Gerichtsverhandlung per Videokonferenz: Wann liegt eine Verletzung des Rechts auf den gesetzlichen Richter (Art. 101 I 2 GG) vor?

von Lieb Rechtsanwälte

Ein Beitrag von RAin Nicola Kastner-Hippel

Die Kläger eines Verfahrens vor dem FG hatten die Teilnahme an der mündlichen Verhandlung per Videokonferenz selbst beantragt. Während der Verhandlung stellten sie fest, dass im Gericht eine Kamera zum Einsatz gekommen war, die keine Zoomfunktion hatte und dementsprechend die Richterbank nur vollständig zeigte. Sie konnten daher wegen der fehlenden steuerbaren Zoomfunktion die Unvoreingenommenheit der Richter durch einen Blick ins Gesicht nicht prüfen.

Aufgrund dessen sahen sie sich in ihrem Recht auf den gesetzlichen Richter nach Art. 101 I 2 GG verletzt und erhoben Verfassungsbeschwerde. Diese hat das BVerfG nicht zur Entscheidung angenommen. Nach Auffassung des BVerfG erscheint eine Verletzung des Rechts auf den gesetzlichen Richter wegen eines fehlenden Nahblicks in die Gesichter der Richter im Laufe einer Videoverhandlung nicht möglich.

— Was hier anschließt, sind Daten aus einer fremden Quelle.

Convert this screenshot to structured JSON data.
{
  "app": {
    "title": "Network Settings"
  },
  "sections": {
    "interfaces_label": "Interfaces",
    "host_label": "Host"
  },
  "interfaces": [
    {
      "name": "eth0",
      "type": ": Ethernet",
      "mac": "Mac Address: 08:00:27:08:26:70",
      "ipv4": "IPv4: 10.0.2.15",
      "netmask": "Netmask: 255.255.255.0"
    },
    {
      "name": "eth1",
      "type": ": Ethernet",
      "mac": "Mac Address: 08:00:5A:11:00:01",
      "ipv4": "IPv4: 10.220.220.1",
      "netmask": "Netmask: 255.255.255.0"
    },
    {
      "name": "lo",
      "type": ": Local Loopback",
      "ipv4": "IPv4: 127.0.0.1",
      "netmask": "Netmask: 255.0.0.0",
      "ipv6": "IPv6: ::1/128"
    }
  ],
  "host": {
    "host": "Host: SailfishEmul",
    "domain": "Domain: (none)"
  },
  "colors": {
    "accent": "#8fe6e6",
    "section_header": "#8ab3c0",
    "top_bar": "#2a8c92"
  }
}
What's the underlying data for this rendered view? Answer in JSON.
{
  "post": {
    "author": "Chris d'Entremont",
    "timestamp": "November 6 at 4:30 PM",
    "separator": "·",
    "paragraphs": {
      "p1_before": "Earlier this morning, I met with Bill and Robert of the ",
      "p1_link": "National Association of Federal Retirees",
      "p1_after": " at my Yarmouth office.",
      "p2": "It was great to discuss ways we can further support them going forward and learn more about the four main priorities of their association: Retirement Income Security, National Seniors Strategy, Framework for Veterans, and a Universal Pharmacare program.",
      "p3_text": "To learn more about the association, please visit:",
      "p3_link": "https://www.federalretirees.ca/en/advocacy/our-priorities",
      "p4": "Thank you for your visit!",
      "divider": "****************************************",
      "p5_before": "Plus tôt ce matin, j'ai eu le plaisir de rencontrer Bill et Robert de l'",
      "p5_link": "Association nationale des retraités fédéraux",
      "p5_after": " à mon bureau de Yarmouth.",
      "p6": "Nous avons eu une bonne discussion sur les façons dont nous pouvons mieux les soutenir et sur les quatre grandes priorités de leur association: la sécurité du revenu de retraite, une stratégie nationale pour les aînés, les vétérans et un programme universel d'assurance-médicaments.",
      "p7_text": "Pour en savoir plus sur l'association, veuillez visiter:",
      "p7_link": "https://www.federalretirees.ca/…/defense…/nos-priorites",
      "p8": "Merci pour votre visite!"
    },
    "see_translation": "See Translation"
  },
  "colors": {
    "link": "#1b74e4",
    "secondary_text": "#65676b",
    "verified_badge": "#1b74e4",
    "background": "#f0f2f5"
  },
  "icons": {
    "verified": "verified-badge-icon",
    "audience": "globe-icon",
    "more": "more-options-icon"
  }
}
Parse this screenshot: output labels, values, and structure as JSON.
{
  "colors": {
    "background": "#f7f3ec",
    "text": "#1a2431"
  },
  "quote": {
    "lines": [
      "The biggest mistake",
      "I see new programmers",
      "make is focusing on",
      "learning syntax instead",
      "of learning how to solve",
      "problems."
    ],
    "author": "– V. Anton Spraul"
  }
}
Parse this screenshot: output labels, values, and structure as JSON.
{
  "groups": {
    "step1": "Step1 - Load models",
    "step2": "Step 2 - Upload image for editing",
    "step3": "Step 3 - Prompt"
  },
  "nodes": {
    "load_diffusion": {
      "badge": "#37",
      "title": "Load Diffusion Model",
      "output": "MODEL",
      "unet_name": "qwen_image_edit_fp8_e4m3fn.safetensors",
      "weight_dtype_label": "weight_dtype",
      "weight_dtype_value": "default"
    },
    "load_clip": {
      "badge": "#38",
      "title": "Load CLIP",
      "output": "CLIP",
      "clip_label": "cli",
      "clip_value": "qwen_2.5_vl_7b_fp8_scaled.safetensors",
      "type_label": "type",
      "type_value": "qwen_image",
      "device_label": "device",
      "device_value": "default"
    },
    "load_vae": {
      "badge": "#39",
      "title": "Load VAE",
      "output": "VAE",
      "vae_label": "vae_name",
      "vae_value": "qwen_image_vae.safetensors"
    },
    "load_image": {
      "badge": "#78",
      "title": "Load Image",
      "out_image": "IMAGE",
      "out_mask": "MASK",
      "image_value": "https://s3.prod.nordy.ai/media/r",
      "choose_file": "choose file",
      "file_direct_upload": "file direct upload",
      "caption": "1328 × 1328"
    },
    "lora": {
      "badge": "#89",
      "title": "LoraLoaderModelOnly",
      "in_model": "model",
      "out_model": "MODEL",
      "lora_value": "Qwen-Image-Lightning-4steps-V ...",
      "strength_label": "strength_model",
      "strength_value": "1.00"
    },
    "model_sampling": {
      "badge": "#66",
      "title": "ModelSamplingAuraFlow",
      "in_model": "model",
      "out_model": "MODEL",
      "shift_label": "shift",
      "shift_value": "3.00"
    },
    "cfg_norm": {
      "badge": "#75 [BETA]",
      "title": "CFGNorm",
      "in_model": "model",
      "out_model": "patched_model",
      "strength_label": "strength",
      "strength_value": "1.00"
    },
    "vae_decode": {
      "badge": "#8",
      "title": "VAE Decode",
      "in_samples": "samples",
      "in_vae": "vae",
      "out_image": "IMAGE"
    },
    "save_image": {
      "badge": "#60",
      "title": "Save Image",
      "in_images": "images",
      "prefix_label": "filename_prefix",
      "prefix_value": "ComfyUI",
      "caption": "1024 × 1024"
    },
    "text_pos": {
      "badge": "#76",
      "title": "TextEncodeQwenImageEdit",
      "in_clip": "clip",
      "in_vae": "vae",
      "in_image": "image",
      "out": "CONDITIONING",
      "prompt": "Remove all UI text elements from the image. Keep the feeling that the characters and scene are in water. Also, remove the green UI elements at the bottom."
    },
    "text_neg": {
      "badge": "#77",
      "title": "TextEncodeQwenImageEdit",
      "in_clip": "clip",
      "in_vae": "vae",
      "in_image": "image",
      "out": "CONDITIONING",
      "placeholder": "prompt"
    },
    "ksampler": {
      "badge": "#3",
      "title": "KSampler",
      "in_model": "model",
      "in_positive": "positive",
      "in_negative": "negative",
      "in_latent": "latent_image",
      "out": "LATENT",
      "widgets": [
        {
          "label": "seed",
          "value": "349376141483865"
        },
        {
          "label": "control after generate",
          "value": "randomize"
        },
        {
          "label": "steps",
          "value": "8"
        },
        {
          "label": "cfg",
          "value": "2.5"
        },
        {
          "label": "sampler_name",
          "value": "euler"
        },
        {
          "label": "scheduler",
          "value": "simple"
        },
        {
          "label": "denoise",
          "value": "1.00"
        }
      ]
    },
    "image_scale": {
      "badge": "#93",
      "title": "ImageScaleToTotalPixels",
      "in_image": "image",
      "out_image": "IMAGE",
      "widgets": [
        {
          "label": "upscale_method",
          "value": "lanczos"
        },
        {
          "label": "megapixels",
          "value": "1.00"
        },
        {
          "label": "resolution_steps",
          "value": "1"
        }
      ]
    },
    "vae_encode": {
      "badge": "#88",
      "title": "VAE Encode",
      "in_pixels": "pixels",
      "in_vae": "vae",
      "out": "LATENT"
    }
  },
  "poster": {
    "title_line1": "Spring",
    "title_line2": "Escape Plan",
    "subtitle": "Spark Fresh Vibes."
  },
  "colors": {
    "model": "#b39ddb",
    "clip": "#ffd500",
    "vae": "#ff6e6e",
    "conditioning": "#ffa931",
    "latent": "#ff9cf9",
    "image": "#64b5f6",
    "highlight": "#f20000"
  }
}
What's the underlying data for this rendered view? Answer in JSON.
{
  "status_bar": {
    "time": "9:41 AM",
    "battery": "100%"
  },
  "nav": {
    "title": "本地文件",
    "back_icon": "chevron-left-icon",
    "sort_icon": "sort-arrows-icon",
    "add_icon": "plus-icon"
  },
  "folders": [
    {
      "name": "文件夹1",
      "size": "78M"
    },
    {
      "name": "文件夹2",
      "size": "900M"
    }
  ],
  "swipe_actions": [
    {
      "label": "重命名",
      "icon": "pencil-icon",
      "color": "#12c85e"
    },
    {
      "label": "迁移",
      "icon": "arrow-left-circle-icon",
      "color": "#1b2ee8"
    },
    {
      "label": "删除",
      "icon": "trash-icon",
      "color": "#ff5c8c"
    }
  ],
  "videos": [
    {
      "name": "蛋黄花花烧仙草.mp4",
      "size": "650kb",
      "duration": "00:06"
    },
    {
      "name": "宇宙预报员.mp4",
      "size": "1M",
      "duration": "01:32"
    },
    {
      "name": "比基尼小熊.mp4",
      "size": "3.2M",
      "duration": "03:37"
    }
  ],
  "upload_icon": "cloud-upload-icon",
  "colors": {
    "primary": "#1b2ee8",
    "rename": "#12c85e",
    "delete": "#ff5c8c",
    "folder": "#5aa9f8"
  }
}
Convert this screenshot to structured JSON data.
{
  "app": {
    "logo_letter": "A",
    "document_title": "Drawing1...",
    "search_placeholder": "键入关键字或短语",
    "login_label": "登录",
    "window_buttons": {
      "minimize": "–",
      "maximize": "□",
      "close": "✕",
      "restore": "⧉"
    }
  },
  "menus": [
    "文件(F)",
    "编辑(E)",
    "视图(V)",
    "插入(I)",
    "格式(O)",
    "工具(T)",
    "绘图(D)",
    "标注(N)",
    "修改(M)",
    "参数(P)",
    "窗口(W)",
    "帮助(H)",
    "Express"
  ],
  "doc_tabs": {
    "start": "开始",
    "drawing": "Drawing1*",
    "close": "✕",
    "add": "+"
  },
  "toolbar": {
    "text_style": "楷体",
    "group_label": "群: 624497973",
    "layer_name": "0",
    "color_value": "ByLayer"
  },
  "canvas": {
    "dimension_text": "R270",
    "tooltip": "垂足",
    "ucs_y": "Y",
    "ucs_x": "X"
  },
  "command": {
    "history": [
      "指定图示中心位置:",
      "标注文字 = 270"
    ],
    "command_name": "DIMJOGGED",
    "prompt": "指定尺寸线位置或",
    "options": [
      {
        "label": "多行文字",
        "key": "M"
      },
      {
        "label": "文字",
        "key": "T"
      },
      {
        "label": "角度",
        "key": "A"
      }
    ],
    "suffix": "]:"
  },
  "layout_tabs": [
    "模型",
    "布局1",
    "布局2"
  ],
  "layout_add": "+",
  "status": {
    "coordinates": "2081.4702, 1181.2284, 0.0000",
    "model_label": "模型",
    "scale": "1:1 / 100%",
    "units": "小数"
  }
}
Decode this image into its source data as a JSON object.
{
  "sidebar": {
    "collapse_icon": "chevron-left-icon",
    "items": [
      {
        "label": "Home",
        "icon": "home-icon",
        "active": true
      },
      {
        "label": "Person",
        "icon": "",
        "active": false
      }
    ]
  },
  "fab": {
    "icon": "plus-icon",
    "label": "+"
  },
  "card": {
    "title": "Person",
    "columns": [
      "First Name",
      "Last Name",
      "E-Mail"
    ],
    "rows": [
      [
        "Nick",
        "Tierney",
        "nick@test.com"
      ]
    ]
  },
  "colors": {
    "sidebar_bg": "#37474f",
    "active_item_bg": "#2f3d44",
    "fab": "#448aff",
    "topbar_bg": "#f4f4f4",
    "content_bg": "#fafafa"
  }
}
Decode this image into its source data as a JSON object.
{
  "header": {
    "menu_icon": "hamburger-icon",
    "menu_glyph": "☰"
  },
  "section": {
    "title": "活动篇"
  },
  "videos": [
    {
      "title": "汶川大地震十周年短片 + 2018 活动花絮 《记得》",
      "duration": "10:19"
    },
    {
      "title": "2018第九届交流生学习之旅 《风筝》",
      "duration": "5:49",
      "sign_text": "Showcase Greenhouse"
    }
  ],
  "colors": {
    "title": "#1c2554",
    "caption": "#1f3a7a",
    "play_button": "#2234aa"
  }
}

Niemand darf nach der grundgesetzlichen Regelung seinem gesetzlichen Richter entzogen werden. Dies bedeutet, so das BVerfG, zunächst, dass in jedem Einzelfall kein anderer als derjenige Richter tätig werden und entscheiden solle, der in den allgemeinen Normen der Gesetze und der Geschäftsverteilungspläne der Gerichte dafür vorgesehen ist. Zusätzlich gewährleiste das GG den Beteiligten eines gerichtlichen Verfahrens, vor einem unabhängigen und unparteilichen Richter zu stehen, der die Gewähr für Neutralität und Distanz gegenüber allen Verfahrensbeteiligten und dem Verfahrensgegenstand bietet. Es sei neben der sachlichen und persönlichen Unabhängigkeit des Richters (Art. 97 I und II GG) wesentliches Kennzeichen der Rechtsprechung im Sinne des Grundgesetzes, dass die richterliche Tätigkeit von einem nicht beteiligten Dritten ausgeübt werde. Die richterliche Tätigkeit erfordere daher unbedingte Neutralität gegenüber den Verfahrensbeteiligten; somit garantiere das Recht auf den gesetzlichen Richter zusätzlich, dass der Betroffene nicht vor einem Richter steht, der aufgrund persönlicher oder sachlicher Beziehungen zu den Verfahrensbeteiligten oder zum Streitgegenstand die gebotene Neutralität vermissen lässt. Dies sei zugleich ein Gebot der Rechtsstaatlichkeit.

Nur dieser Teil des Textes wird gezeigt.